PROMIS LE CIEL
Une « persévérance » bien mise à mal dans un film lumineux, porté par trois actrices épatantes
Synopsis du film
Ancienne journaliste originaire de Côte d’Ivoire, Aminata a pris le nom de Marie et officie comme pasteur lors de cérémonies données dans sa propre maison, en plein Tunis. Là, elle héberge Naney, aux cheveux crépus blonds, qui a laissé sa fille au pays et qui voudrait bien traverser pour l’Europe, quand elle en aura les moyens, ainsi que Jolie, étudiante en école d’ingénieur et seule des trois à avoir un visa en règle. Toutes trois recueillent la petite Kenza, 4 ans, rescapée du naufrage d’un bateau de migrants…

Critique du film PROMIS LE CIEL
C’est un trio d’actrices remarquables qui tient à bout de bras le nouveau film de la réalisatrice tunisienne Erige Sehiri ("Sous les figues", "La Voie normale"), dont l’action se situe dans la communauté subsaharienne installée en Tunisie. Rapidement la situation de chacun des trois personnage est posée, le temps pour le scénario, assez implacable, de ce film présenté en ouverture d’Un Certain Regard, de mieux remettre chacune face à la réalité de sa situation et donc des certitudes que traduit son comportement.

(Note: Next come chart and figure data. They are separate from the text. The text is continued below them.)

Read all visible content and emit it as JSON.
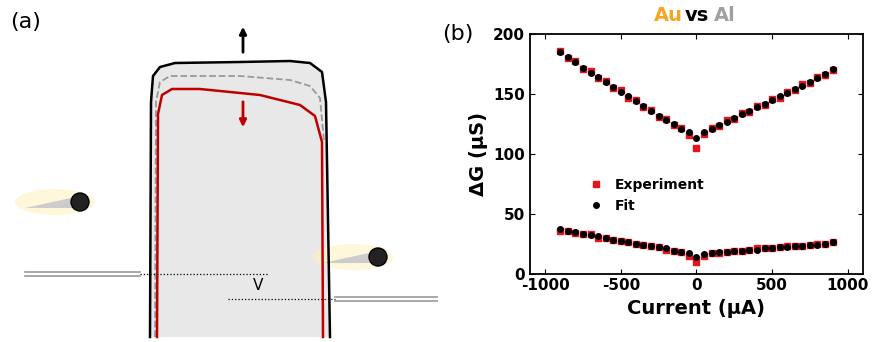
{
  "diagram": {
    "panel_label": "(a)",
    "bias_label": "V"
  },
  "chart_data": {
    "type": "scatter",
    "panel_label": "(b)",
    "title": "Au vs Al",
    "title_colors": [
      "#f5a623",
      "#000000",
      "#a0a0a0"
    ],
    "x_label": "Current (µA)",
    "y_label": "ΔG (µS)",
    "x": [
      -900,
      -850,
      -800,
      -750,
      -700,
      -650,
      -600,
      -550,
      -500,
      -450,
      -400,
      -350,
      -300,
      -250,
      -200,
      -150,
      -100,
      -50,
      0,
      50,
      100,
      150,
      200,
      250,
      300,
      350,
      400,
      450,
      500,
      550,
      600,
      650,
      700,
      750,
      800,
      850,
      900
    ],
    "series": [
      {
        "name": "Experiment",
        "color": "#e8141b",
        "marker": "square",
        "line_style": "none",
        "values": [
          [
            186,
            180,
            178,
            171,
            169,
            163,
            161,
            155,
            153,
            147,
            145,
            139,
            137,
            131,
            129,
            124,
            122,
            116,
            105,
            117,
            122,
            123,
            128,
            129,
            134,
            135,
            140,
            141,
            146,
            147,
            152,
            153,
            158,
            159,
            164,
            166,
            170
          ],
          [
            36,
            36,
            34,
            33,
            33,
            30,
            30,
            28,
            27,
            26,
            25,
            24,
            23,
            22,
            20,
            19,
            18,
            15,
            10,
            15,
            17,
            17,
            18,
            19,
            19,
            20,
            21,
            21,
            21,
            22,
            23,
            23,
            23,
            24,
            25,
            25,
            26
          ]
        ]
      },
      {
        "name": "Fit",
        "color": "#000000",
        "marker": "circle",
        "line_style": "none",
        "values": [
          [
            185,
            181,
            177,
            172,
            168,
            164,
            160,
            156,
            152,
            148,
            144,
            140,
            136,
            132,
            128,
            125,
            121,
            118,
            113,
            118,
            121,
            124,
            127,
            130,
            133,
            136,
            139,
            142,
            145,
            148,
            151,
            154,
            157,
            160,
            163,
            167,
            171
          ],
          [
            37,
            36,
            35,
            33,
            32,
            31,
            30,
            28,
            27,
            26,
            25,
            24,
            23,
            22,
            21,
            19,
            18,
            17,
            14,
            16,
            17,
            18,
            18,
            19,
            19,
            20,
            20,
            21,
            21,
            22,
            22,
            23,
            23,
            24,
            24,
            25,
            26
          ]
        ]
      }
    ],
    "xlim": [
      -1100,
      1100
    ],
    "xticks": [
      -1000,
      -500,
      0,
      500,
      1000
    ],
    "ylim": [
      0,
      200
    ],
    "yticks": [
      0,
      50,
      100,
      150,
      200
    ],
    "legend": "lower left",
    "grid": false
  }
}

Il y a Marie (nouveau nom de Aminata), à laquelle Aïssa Maiga donne une allure légèrement hautaine, cachant bien quelques fêlures derrière son aplomb de prêcheuse à l’église de la persévérance. Il y a Naney, interprétée par l’époustouflante Deborah Christelle Naney, qui aime faire la fête et multiplie les idées de combines, aidée d’un ami tunisien, entre trafic d’alcool, de sucre et autres petits larcins. Et il y a Jolie, au prénom prédestiné, pétrie de la certitude d’être dans son droit, jouée par l’impeccable Laetitia Ky.
En toile de fond, l’intelligent scénario pose les jalons d’un galopant sentiment d’insécurité, forgé dans les rumeurs sur les arrestations des subsahariens, les conseils donnés de « se faire discret », le refus de taxis de prendre Naney et Jolie alors qu’elles sortent de boite et sont loin de porter le voile, une agression d’hommes noirs qui ramassent du plastique à recycler… Progressivement, Erige Sehiri fait monter la tension autour de ces trois femmes résolument vivantes, enveloppées dans la douceur des coloris bleus et blancs (la photographie et le choix des couleurs sont absolument envoûtants) et s’occupant malgré leurs problèmes, de la petite Kenza, regard innocent de l’histoire.
Évoquant le racisme ambiant, allant parfois de paire avec le sentiment de certains maghrébins de ne pas être « africains », "Promis le ciel", s’il est ponctuellement un poil trop explicite, se pare d’une percutante symbolique quant à la situation de ces personnes coincées dans une sorte d’entre-deux, entre ce qu’elles voudraient et ce à quoi elles ne peuvent accéder, et parfois abîmées par la vie. L’un des plans du début, où la jeune Kenza joue avec la balustrade de l’escalier, passant les mains dans les motifs en fer forgé, évoque discrètement les chaînes d’une éternelle esclave ou prisonnière. Un reflet même de la situation de ces trois femmes, qui fait qu’au final le film se pare d’une belle émotion, dressant le portrait inédit d’une communauté persécutée, phénomène malheureusement généralisé en ces temps.